Yeah, if the central hub does not rotate, standing in there would feel just like the zero g you would get in any other non-rotating station or ship.


Aethelwulffe wrote:
Good analysis. Same thing applies to larger spacecraft. If you have a spacecraft built to SF style (long, narrow, big struts) then the larger it is, the less efficient it will be just due to structural requirements to support it's own mass. Tall buildings are an excellent example. Naval ships are not comparable, as stress are drastically different and not so much constrained by acceleration requirements. Bigger spacecraft will be slower for economic reasons.

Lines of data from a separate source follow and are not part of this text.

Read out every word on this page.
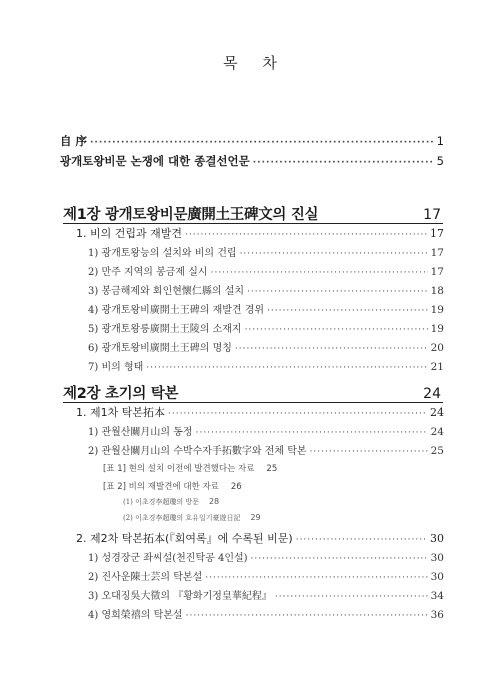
목 차
自 序 ·····	1
광개토왕비문 논쟁에 대한 종결선언문 ·····	5
제1장 광개토왕비문廣開土王碑文의 진실	17
1. 비의 건립과 재발견 ·····	17
1) 광개토왕능의 설치와 비의 건립 ·····	17
2) 만주 지역의 봉금제 실시 ·····	17
3) 봉금해제와 회인현懷仁縣의 설치 ·····	18
4) 광개토왕비廣開土王碑의 재발견 경위 ·····	19
5) 광개토왕릉廣開土王陵의 소재지 ·····	19
6) 광개토왕비廣開土王碑의 명칭 ·····	20
7) 비의 형태 ·····	21
제2장 초기의 탁본	24
1. 제1차 탁본拓本 ·····	24
1) 관월산關月山의 동정 ·····	24
2) 관월산關月山의 수박수자手拓數字와 전체 탁본 ·····	25
[표 1] 현의 설치 이전에 발견했다는 자료 25
[표 2] 비의 재발견에 대한 자료 26
(1) 이초경李超瓊의 방문 28
(2) 이초경李超瓊의 호유일기豪遊日記 29
2. 제2차 탁본拓本(『회여록』에 수록된 비문) ·····	30
1) 성경장군 좌씨설(천진탁공 4인설) ·····	30
2) 진사운陳士芸의 탁본설 ·····	30
3) 오대징吳大徵의 『황화기정皇華紀程』 ·····	34
4) 영희榮禧의 탁본설 ·····	36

BTW, 1200 meters is .75 statuate miles, not 1.8 for the size six station. It would be 2.3 miles in diameter, or 3800 meters. If the thing were 200 meters wide, and twenty stories deep, you would have 15 square kilometers of living space. You could cram 1.5 million humans into that, or more.

The Larry Niven Ringworld is an example of materials science gone mad, as well as an example of the high speeds that are required to give a centrifuge effect in a very large arc (big diameter). Tangental velocity would be 1,200,000 Meters per second to give you less than a gee of acceleration. The force is still only 1 gee, no matter how fast it is spinning. Rigidity is the main concern. If it deforms, you are toast.

The longer a spoke or cable gets, the weaker it is for many reasons. It's own mass, more manufacturing defects in the length, etc.. Stretch plays a larger part as well. All the same, the size of space station we are talking about here could be accomplished with todays materials.